Historian Volodymyr Viatrovych, the director of the Ukrainian Institute of National Memory, ran as part of former president Petro Poroshenko’s European Solidarity party and, if exit polls are correct, will soon embark on a new career as one of 450 members of the Verkhovna Rada, Ukraine’s unicameral legislature.
Viatrovych is the director of the Ukrainian Institute of National Memory, a state-funded body which has spent the past several years overseeing the implementation of the country’s Decommunization program, a wide-ranging set of reforms aimed at creating a new national historiography centered around Ukrainian nationalists’ fight for independence.
Best known for his efforts to rehabilitate historical figures such as Stepan Bandera and Roman Shukhevych, Nazi collaborators whose men killed thousands of Jews during World War II, Viatrovych has displayed public antipathy toward Volodymyr Zelensky, Ukraine’s newly elected Jewish comedian turned president.
After Zelensky’s surprise win earlier this year, Viatrovych tweeted that the “majority is not a proof of righteousness” alongside a picture of Germans performing a fascist salute.
Volodymyr Viatrovych, head of the nationalist "Ukrainian Institute of National Memory" reacts gracefully to Zelensky's victory with a picture of Germans doing the Nazi salute and the comment "the majority isn't a proof of righteousness." https://t.co/f4xHUdE3u4
— Fabrice Deprez (@fabrice_deprez) April 22, 2019
According to exit polls, the Servant of the People party — named after the sitcom that Zelensky starred in before his shock presidential win in April — took 43.9 percent of the vote in Sunday’s election.
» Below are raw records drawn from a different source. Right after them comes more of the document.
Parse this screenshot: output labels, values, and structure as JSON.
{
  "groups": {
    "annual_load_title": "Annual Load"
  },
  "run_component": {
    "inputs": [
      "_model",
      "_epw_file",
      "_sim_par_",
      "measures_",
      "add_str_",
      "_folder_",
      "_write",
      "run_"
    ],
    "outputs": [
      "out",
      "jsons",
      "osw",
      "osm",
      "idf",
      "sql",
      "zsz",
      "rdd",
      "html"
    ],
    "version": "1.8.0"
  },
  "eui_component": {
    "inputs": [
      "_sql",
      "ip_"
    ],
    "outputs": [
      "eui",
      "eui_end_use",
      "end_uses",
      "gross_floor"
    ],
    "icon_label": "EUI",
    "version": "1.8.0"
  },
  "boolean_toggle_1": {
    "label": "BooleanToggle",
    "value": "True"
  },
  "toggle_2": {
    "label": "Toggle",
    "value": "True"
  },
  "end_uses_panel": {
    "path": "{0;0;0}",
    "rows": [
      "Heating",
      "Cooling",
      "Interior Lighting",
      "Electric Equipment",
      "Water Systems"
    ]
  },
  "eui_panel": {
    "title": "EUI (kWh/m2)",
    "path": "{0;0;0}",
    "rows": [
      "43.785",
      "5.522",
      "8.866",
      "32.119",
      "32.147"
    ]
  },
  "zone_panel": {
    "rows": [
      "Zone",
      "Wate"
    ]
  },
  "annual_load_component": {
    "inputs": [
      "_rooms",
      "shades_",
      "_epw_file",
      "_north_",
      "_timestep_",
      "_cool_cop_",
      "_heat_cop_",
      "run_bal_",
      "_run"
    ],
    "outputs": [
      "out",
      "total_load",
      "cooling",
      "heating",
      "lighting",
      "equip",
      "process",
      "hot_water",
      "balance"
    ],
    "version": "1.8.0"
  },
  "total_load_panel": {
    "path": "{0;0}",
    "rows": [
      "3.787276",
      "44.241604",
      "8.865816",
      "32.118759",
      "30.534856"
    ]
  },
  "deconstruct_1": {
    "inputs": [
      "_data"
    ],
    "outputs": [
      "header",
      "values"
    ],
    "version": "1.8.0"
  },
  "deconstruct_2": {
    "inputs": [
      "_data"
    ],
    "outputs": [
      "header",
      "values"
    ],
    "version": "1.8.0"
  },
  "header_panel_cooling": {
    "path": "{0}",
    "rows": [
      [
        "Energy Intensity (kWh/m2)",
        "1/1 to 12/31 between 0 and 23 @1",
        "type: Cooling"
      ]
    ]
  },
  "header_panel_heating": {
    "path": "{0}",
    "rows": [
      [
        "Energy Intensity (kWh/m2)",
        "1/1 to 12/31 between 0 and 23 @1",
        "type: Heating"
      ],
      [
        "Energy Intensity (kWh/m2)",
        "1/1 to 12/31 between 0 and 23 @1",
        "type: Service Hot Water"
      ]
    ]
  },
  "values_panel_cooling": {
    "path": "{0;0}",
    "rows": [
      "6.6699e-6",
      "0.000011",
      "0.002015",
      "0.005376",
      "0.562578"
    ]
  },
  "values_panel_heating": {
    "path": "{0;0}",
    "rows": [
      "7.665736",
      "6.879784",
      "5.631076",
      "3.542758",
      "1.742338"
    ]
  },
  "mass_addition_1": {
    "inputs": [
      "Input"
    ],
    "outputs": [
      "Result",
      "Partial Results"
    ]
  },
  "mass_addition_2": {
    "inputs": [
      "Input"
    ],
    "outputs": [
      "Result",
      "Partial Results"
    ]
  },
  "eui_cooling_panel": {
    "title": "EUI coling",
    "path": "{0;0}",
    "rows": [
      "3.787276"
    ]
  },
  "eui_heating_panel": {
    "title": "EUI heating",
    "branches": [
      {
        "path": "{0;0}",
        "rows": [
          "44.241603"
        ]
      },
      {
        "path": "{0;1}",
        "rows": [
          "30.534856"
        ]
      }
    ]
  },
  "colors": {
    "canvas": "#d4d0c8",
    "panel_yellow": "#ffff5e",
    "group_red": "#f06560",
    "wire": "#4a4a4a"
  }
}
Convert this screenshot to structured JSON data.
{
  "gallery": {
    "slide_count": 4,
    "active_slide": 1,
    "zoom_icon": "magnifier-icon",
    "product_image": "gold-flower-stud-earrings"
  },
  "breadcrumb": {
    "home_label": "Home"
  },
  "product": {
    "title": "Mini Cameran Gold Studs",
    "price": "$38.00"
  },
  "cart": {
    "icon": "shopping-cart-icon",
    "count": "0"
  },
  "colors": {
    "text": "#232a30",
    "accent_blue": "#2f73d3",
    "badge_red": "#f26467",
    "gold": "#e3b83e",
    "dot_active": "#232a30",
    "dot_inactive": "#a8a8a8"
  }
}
It was the highest score in a parliamentary election for any party since Ukraine gained its independence with the 1991 collapse of the Soviet Union.
The decisive win means Zelensky will have wide latitude to recreate the Ukrainian government largely according to his preferences.
Citing sources with knowledge of the matter, Ukrainian news outlet 112UA has reported that Viatrovych will likely leave the Institute of National Memory after the election, taking most of his leadership team with him. Zelensky will then replace him “with a more neutral figure.”
Viatrovych has stated that he is not holding any talks with Zelensky about remaining in his current position. He did not immediately respond to a request for comment.
Zelensky has already expressed his desire to purge officials who served in the previous administration, proposing — and then withdrawing — a plan to “permanently deprive them all of the opportunities to participate in state governance.”
But its unclear how much effect it will have on deeply ingrained state institutions like the one headed by Viatrovych.
“I don’t expect anything to be outright reversed per se but I do think Zelensky and company won’t be as aggressive or assertive in promoting ‘controversial’ characters from Ukraine’s past or in pushing a particular version of the past itself,” journalist Michael Colborne, an expert on the Ukrainian far-right, told The Times of Israel on Monday.
Asked if the new administration would continue to work with extreme nationalist groups that have been receiving funding for so-called “national patriotic education” under the Poroshenko administration, Colborne replied that “that nationalistic, patriotic sentiment — and the personalities that push it — are well enough established in some parts of the state apparatus that a simple wave of the wand from Zelensky won’t make it go away.”